J’ai eu l’occasion de voir l’accrochage éphémère qu’Amélie Haut proposait ce week-end. Privée de SAC cette année, Amélie souhaitait présenter son travail à Charleroi, ce qu’elle a fait dans un appartement vide transformé en galerie l’espace d’un week-end. Les nombreux invités qui se pressaient au vernissage pouvaient donc tout à la fois satisfaire leur intérêt pour le travail pictural d’Amélie et s’intéresser à l’espace, situé au cœur de la ville et complètement rénové. Bon à savoir si vous cherchez à louer un appartement dans le centre de Charleroi à deux pas (ou moins) de Rive Gauche!

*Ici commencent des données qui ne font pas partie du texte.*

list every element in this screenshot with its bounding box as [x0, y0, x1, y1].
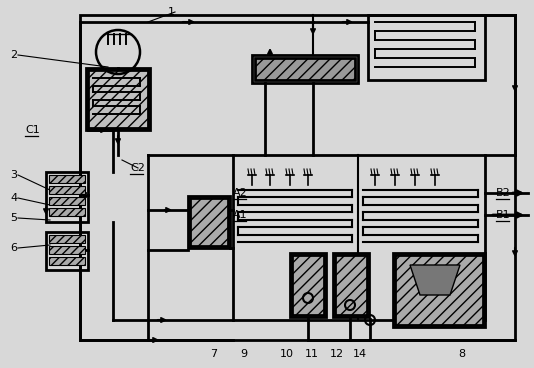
Bar — [49, 257, 85, 265]
Bar — [49, 186, 85, 194]
Text: B1: B1 — [496, 210, 511, 220]
Text: A1: A1 — [233, 210, 248, 220]
Text: 14: 14 — [353, 349, 367, 359]
Bar — [393, 253, 485, 327]
Bar — [46, 232, 88, 270]
Bar — [233, 155, 485, 320]
Text: 11: 11 — [305, 349, 319, 359]
Bar — [49, 197, 85, 205]
Bar — [292, 255, 324, 315]
Bar — [49, 235, 85, 243]
Bar — [190, 198, 228, 246]
Text: A2: A2 — [233, 188, 248, 198]
Text: 5: 5 — [10, 213, 17, 223]
Text: B2: B2 — [496, 188, 511, 198]
Text: 9: 9 — [240, 349, 247, 359]
Bar — [188, 196, 230, 248]
Text: 2: 2 — [10, 50, 17, 60]
Bar — [368, 15, 485, 80]
Text: 3: 3 — [10, 170, 17, 180]
Bar — [335, 255, 367, 315]
Text: 1: 1 — [168, 7, 175, 17]
Bar — [80, 15, 515, 340]
Bar — [88, 70, 148, 128]
Bar — [395, 255, 483, 325]
Text: 7: 7 — [210, 349, 217, 359]
Bar — [255, 58, 355, 80]
Bar — [252, 55, 358, 83]
Text: 12: 12 — [330, 349, 344, 359]
Text: C2: C2 — [130, 163, 145, 173]
Bar — [290, 253, 326, 317]
Bar — [333, 253, 369, 317]
Text: 6: 6 — [10, 243, 17, 253]
Bar — [46, 172, 88, 222]
Polygon shape — [410, 265, 460, 295]
Text: 10: 10 — [280, 349, 294, 359]
Bar — [49, 246, 85, 254]
Text: 4: 4 — [10, 193, 17, 203]
Text: 8: 8 — [458, 349, 465, 359]
Bar — [49, 175, 85, 183]
Text: C1: C1 — [25, 125, 40, 135]
Bar — [86, 68, 150, 130]
Bar — [49, 208, 85, 216]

La technique d’Amélie Haut s’affirme à chaque tableau, c’est un fait. Formée au trompe l’œil à l’atelier d’Isabelle Ravet, elle a commencé par réaliser des tableaux essentiellement décoratifs, et elle ne les renie pas. Lors de cet accrochage éphémère, une pièce était d’ailleurs réservée à montrer une série de fleurs, fruits et autres verres de vin, qui ont séduit plus d’un visiteur. Mais les toiles réunies dans la pièce principale montrent clairement que, désormais, elle se dirige vers une réflexion différente. Certains peintres revendiquent un travail précis sur la lumière. D’autres s’essayent à diverses techniques. D’autres encore reproduisent à l’infini les variations d’un modèle ou d’un paysage. Et il y en a qui choisissent d’abstraire leur vision du réel ou qui la subvertissent. Amélie Haut a conservé dans ses nouvelles toiles le principe du trompe l’œil appliqué à des natures mortes. Et l’on reconnaît toujours son goût pour les ombres très marquées, les contrastes soutenus et les fonds foncés. Mais ici, elle se sert du processus de la reproduction fine (photographique) du réel pour soutenir la narration mise en œuvre dans ses compositions. Certes, tout tableau signifie toujours, pour quelqu’un, quelque part, quelque chose. Mais chez Amélie Haut, on sent que le méta-discours sur l’œuvre est tout aussi important que l’œuvre elle-même. Quand elle vous explique qu’un triptyque – dont les trois parties sont intitulées respectivement Diversité, Impossiblité et Enfermement – représentant une collection de coquillages sous divers angles est, pour elle, une métaphore de la crise migratoire, on adhère ou pas. Mais on peut comprendre. Elle a une formation littéraire et ça se sent. Dans son travail, le récit est central et le sens, primordial. Ce n’est pas pour rien que l’exposition s’intitulait Signes de vie. Les nouvelles toiles d’Amélie Haut, essentiellement des vanités, avec leurs objets hétéroclites ou étranges (restitués encore mystifiés, comme dirait Roland Barthes) imposent, au-delà de la simple fonction reproductive de l’image, une approche du sens de la vie, optimiste mais lucide.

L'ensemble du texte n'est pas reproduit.